24 Princes Street, Auckland, Auckland
A ‘Maori Gothic’, ‘un-British’ pile
Poet ARD Fairburn suggested that Roy Lippincott and Edward Billson’s design would scare old ladies in the park. The Education Board’s architect, who liked boring single-storey primary schools with more corridor than character, called it ‘un-British and out of harmony with our national character’. Minister of Education CJ Parr wondered if it would look better without the tower. Others ridiculed it as ‘Maori Gothic’ or a wedding cake. Fortunately the university bureaucracy stood its ground and stuck with this Gothic-inspired amalgam of mediaeval and modern designs.
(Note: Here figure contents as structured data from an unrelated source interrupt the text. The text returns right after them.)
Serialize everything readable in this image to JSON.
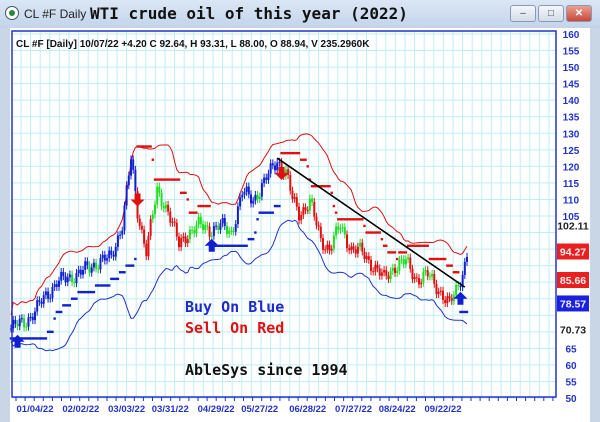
{
  "window": {
    "app_name": "CL #F Daily",
    "title": "WTI crude oil of this year (2022)",
    "buttons": {
      "minimize": "–",
      "maximize": "□",
      "close": "✕"
    }
  },
  "chart_data": {
    "type": "candlestick-line",
    "header": "CL #F [Daily] 10/07/22  +4.20 C 92.64, H 93.31, L 88.00, O 88.94, V 235.2960K",
    "ylim": [
      50,
      160
    ],
    "y_ticks": [
      160,
      155,
      150,
      145,
      140,
      135,
      130,
      125,
      120,
      115,
      110,
      105,
      100,
      95,
      90,
      85,
      80,
      75,
      70,
      65,
      60,
      55,
      50
    ],
    "y_tick_labels": [
      "160",
      "155",
      "150",
      "145",
      "140",
      "135",
      "130",
      "125",
      "120",
      "115",
      "110",
      "105",
      "",
      "",
      "",
      "",
      "",
      "",
      "",
      "65",
      "60",
      "55",
      "50"
    ],
    "x_ticks": [
      "01/04/22",
      "02/02/22",
      "03/03/22",
      "03/31/22",
      "04/29/22",
      "05/27/22",
      "06/28/22",
      "07/27/22",
      "08/24/22",
      "09/22/22"
    ],
    "grid": true,
    "price_closes": [
      [
        "2021-12-20",
        71
      ],
      [
        "2021-12-28",
        73
      ],
      [
        "2022-01-04",
        76
      ],
      [
        "2022-01-11",
        81
      ],
      [
        "2022-01-18",
        85
      ],
      [
        "2022-01-25",
        86
      ],
      [
        "2022-02-01",
        88
      ],
      [
        "2022-02-08",
        89
      ],
      [
        "2022-02-15",
        92
      ],
      [
        "2022-02-22",
        92
      ],
      [
        "2022-03-01",
        103
      ],
      [
        "2022-03-07",
        122
      ],
      [
        "2022-03-10",
        106
      ],
      [
        "2022-03-16",
        95
      ],
      [
        "2022-03-23",
        112
      ],
      [
        "2022-03-30",
        107
      ],
      [
        "2022-04-06",
        96
      ],
      [
        "2022-04-12",
        100
      ],
      [
        "2022-04-19",
        102
      ],
      [
        "2022-04-26",
        101
      ],
      [
        "2022-05-03",
        102
      ],
      [
        "2022-05-10",
        100
      ],
      [
        "2022-05-17",
        112
      ],
      [
        "2022-05-24",
        110
      ],
      [
        "2022-05-31",
        115
      ],
      [
        "2022-06-08",
        122
      ],
      [
        "2022-06-14",
        118
      ],
      [
        "2022-06-17",
        110
      ],
      [
        "2022-06-22",
        106
      ],
      [
        "2022-06-29",
        109
      ],
      [
        "2022-07-06",
        98
      ],
      [
        "2022-07-12",
        95
      ],
      [
        "2022-07-19",
        102
      ],
      [
        "2022-07-26",
        95
      ],
      [
        "2022-08-02",
        94
      ],
      [
        "2022-08-09",
        90
      ],
      [
        "2022-08-16",
        86
      ],
      [
        "2022-08-23",
        90
      ],
      [
        "2022-08-30",
        91
      ],
      [
        "2022-09-06",
        86
      ],
      [
        "2022-09-13",
        87
      ],
      [
        "2022-09-20",
        83
      ],
      [
        "2022-09-27",
        78
      ],
      [
        "2022-10-03",
        84
      ],
      [
        "2022-10-07",
        92.64
      ]
    ],
    "signals": [
      {
        "type": "buy",
        "date": "2021-12-23",
        "price": 67
      },
      {
        "type": "sell",
        "date": "2022-03-10",
        "price": 110
      },
      {
        "type": "buy",
        "date": "2022-04-27",
        "price": 96
      },
      {
        "type": "sell",
        "date": "2022-06-10",
        "price": 118
      },
      {
        "type": "buy",
        "date": "2022-10-04",
        "price": 80
      }
    ],
    "trendline": [
      [
        "2022-06-08",
        122.5
      ],
      [
        "2022-10-06",
        83.5
      ]
    ],
    "price_markers": [
      {
        "value": "102.11",
        "style": "plain"
      },
      {
        "value": "94.27",
        "style": "red"
      },
      {
        "value": "85.66",
        "style": "red"
      },
      {
        "value": "78.57",
        "style": "blue"
      },
      {
        "value": "70.73",
        "style": "plain"
      }
    ],
    "annotations": {
      "buy": "Buy On Blue",
      "sell": "Sell On Red",
      "brand": "AbleSys since 1994"
    },
    "colors": {
      "up_trend": "#1020d0",
      "down_trend": "#e01010",
      "neutral": "#22dd22",
      "grid": "#bfeff5",
      "axis": "#2233cc",
      "trendline": "#000000"
    }
  }
}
Enjoy the New Zealand details — the stone flax-seed pods, the ponga fronds, the kaka and kea — and see whether you agree with historian Keith Sinclair that ‘it is one of the few examples of visually successful architectural siting in the city’. Like naughty Victorian seaside postcards in a museum, the once controversial Old Arts Centre, now better known as the Clock Tower, basks in a respectability confirmed by its presence on the dust jacket of the university’s official history.
© 2002 Original text – Gavin McLean.
Further reading: Keith Sinclair, A History of the University of Auckland 1883–1983, Auckland University Press/Bridget Williams Books, Auckland, 1983.
Note: The building has a link through Walter Burley Griffen to Frank Lloyd Wright. Lippencott was Griffen’s brother-in-law.